Per quanto attiene le differenze regionali, non c’è dubbio la questione merita un approfondimento. Non posso qui discutere delle cause del sottosviluppo del Sud, e non ne avrei le competenze. Per quanto riguarda l’occupazione, noto solo che l’analisi a volte deve astrarre da fattori pur rilevanti, ma non oggetto di indagine al momento (ad esempio, il mio ragionamento astrae anche dalle differenze di genere, certo non meno rilevanti per il mercato del lavoro).
Per quanto riguarda la contrattazione, ribadisco solo che si tratta di scegliere tra una strategia che punti a sopravvivere riducendo i costi (che io considero fallimentare di fronte ai giganti emergenti, ma si tratta di una scommessa), e una che invece punti a competere favorendo l’accumulazione capitalistica e l’innovazione tecnologica.
Anche per questo condivido l’osservazione finale: se le imprese usano permanentemente contratti temporanei, evidentemente non cercano flessibilità , ma bassi costi (a parte la libertà di licenziare e il ricatto che ne deriva). Qui però entriamo nel problema degli abusi delle forme contrattuali flessibili, che va distinto da quello sull’esistenza della flessibilità , quella vera.
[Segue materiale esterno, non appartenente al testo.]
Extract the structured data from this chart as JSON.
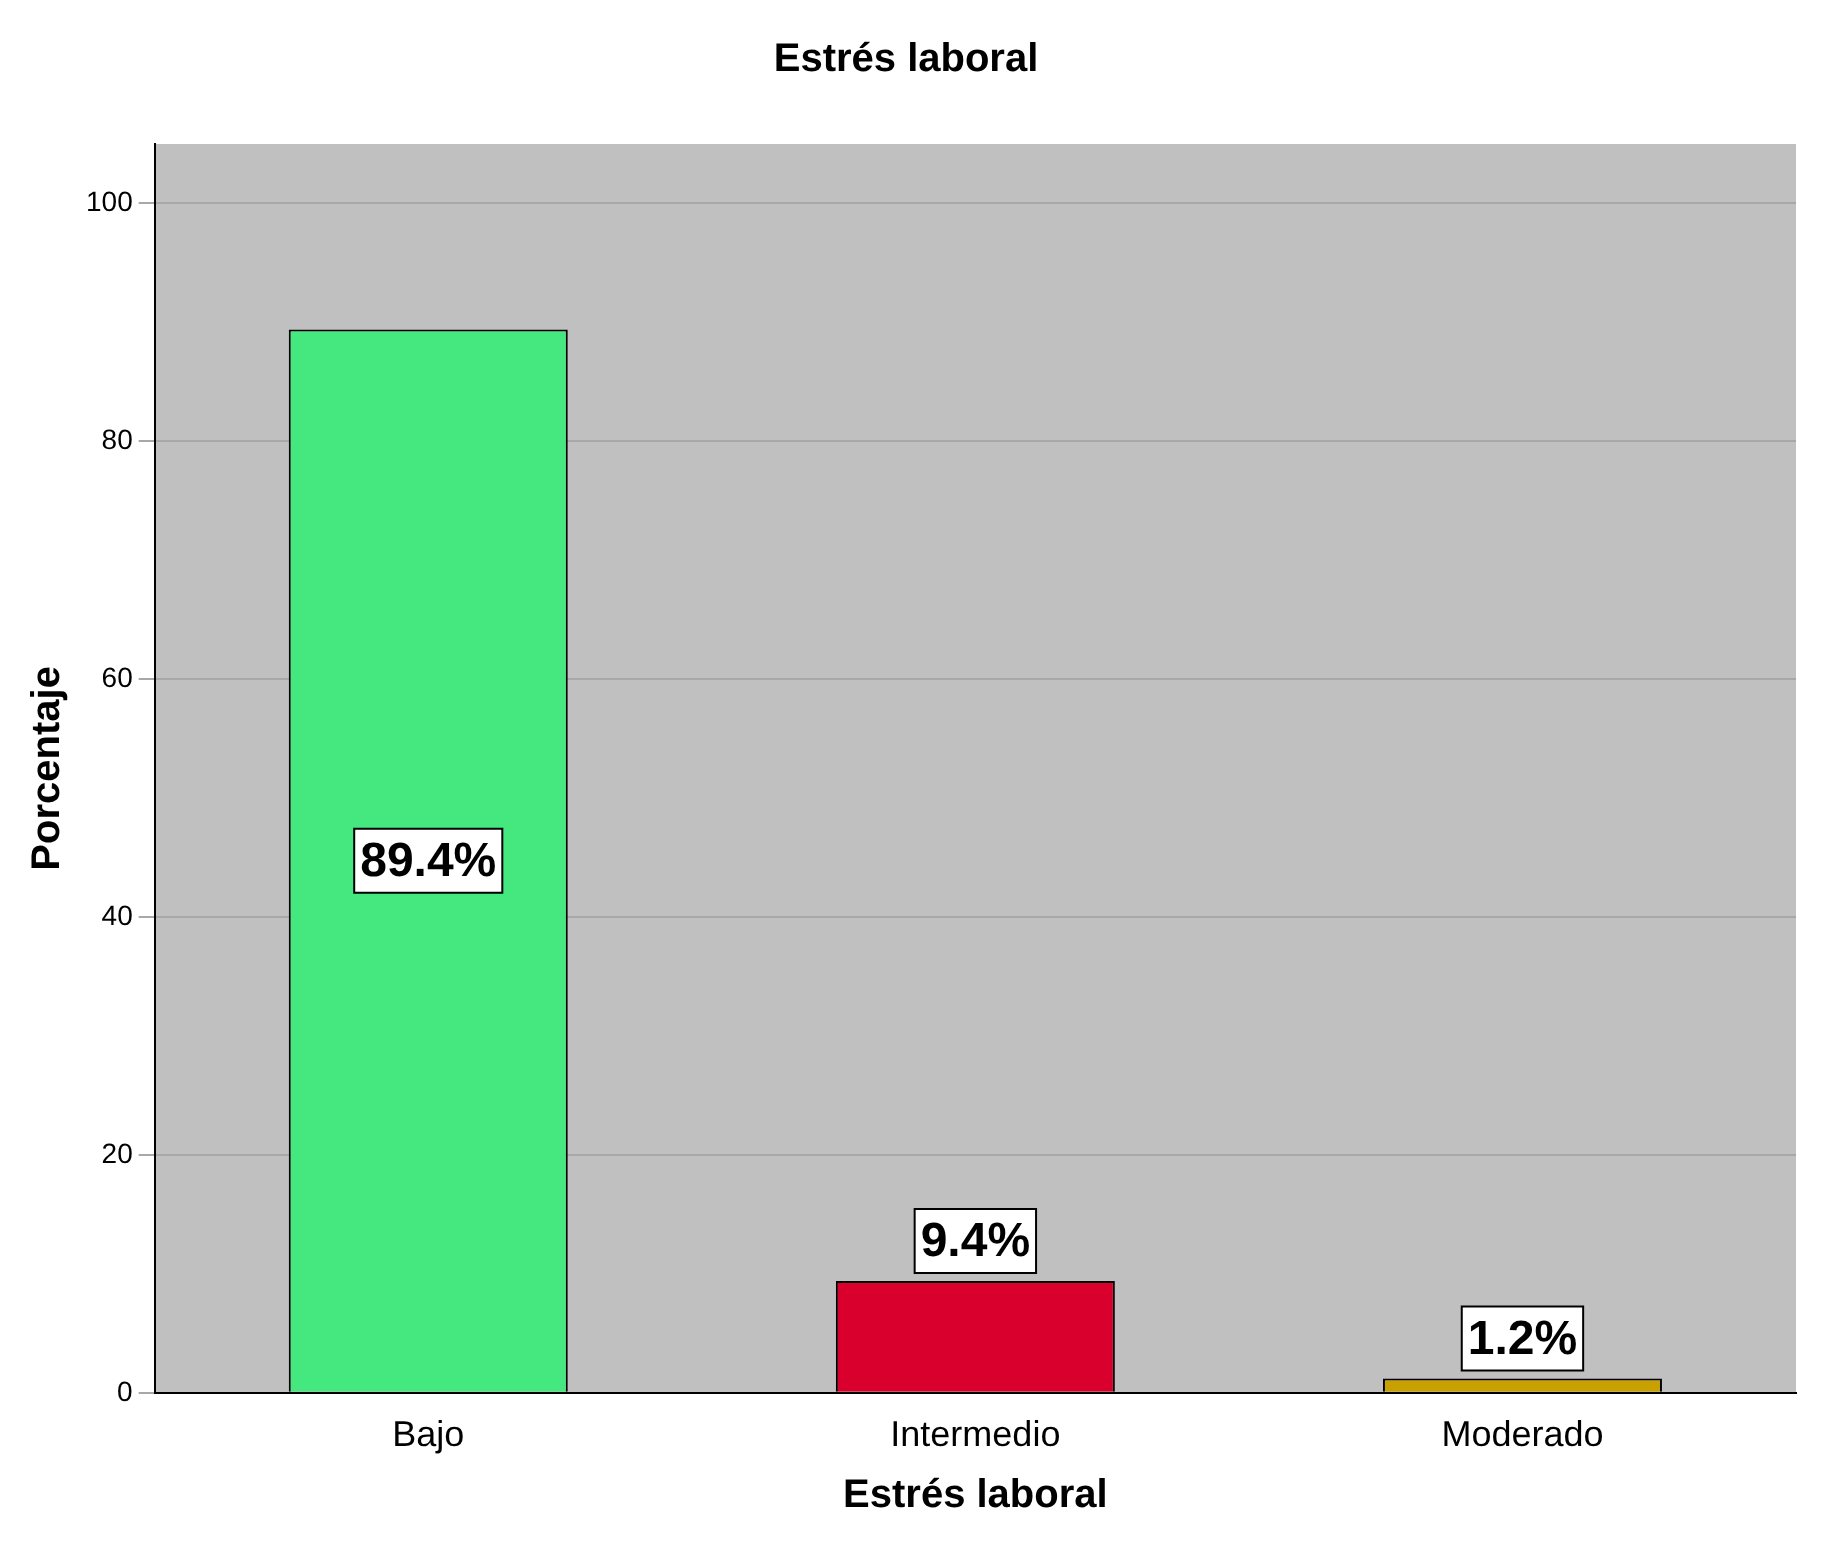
{
  "chart_data": {
    "type": "bar",
    "title": "Estrés laboral",
    "xlabel": "Estrés laboral",
    "ylabel": "Porcentaje",
    "categories": [
      "Bajo",
      "Intermedio",
      "Moderado"
    ],
    "values": [
      89.4,
      9.4,
      1.2
    ],
    "colors": [
      "#45e87f",
      "#d9002e",
      "#c8a000"
    ],
    "value_labels": [
      "89.4%",
      "9.4%",
      "1.2%"
    ],
    "ylim": [
      0,
      105
    ],
    "yticks": [
      0,
      20,
      40,
      60,
      80,
      100
    ],
    "grid": "y"
  }
}
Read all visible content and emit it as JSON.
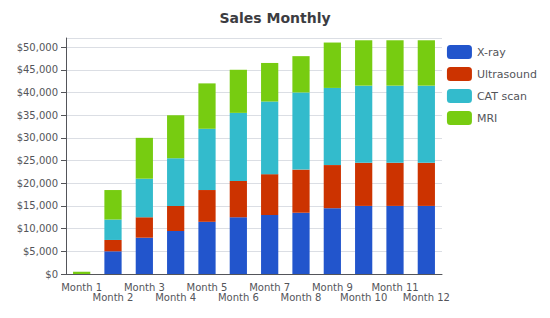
{
  "chart_data": {
    "type": "bar",
    "title": "Sales Monthly",
    "categories": [
      "Month 1",
      "Month 2",
      "Month 3",
      "Month 4",
      "Month 5",
      "Month 6",
      "Month 7",
      "Month 8",
      "Month 9",
      "Month 10",
      "Month 11",
      "Month 12"
    ],
    "series": [
      {
        "name": "X-ray",
        "color": "#2255CC",
        "values": [
          0,
          5000,
          8000,
          9500,
          11500,
          12500,
          13000,
          13500,
          14500,
          15000,
          15000,
          15000
        ]
      },
      {
        "name": "Ultrasound",
        "color": "#CC3300",
        "values": [
          0,
          2500,
          4500,
          5500,
          7000,
          8000,
          9000,
          9500,
          9500,
          9500,
          9500,
          9500
        ]
      },
      {
        "name": "CAT scan",
        "color": "#33BBCC",
        "values": [
          0,
          4500,
          8500,
          10500,
          13500,
          15000,
          16000,
          17000,
          17000,
          17000,
          17000,
          17000
        ]
      },
      {
        "name": "MRI",
        "color": "#77CC11",
        "values": [
          500,
          6500,
          9000,
          9500,
          10000,
          9500,
          8500,
          8000,
          10000,
          10000,
          10000,
          10000
        ]
      }
    ],
    "stacked": true,
    "ylim": [
      0,
      52000
    ],
    "yticks": [
      {
        "value": 0,
        "label": "$0"
      },
      {
        "value": 5000,
        "label": "$5,000"
      },
      {
        "value": 10000,
        "label": "$10,000"
      },
      {
        "value": 15000,
        "label": "$15,000"
      },
      {
        "value": 20000,
        "label": "$20,000"
      },
      {
        "value": 25000,
        "label": "$25,000"
      },
      {
        "value": 30000,
        "label": "$30,000"
      },
      {
        "value": 35000,
        "label": "$35,000"
      },
      {
        "value": 40000,
        "label": "$40,000"
      },
      {
        "value": 45000,
        "label": "$45,000"
      },
      {
        "value": 50000,
        "label": "$50,000"
      }
    ],
    "grid": true,
    "legend": "right"
  }
}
A tal proposito, noto solo che alcune imprese sostanzialmente sopravvivono nel mercato (e fanno profitti) solo grazie a tali abusi: vale dunque l’ultima osservazione del mio testo, sull’opportunità di liberarsene, ma anche una necessaria prudenza nei modi e nei tempi, trattandosi pur sempre di posti di lavoro (di bassa qualità , ma posti di lavoro).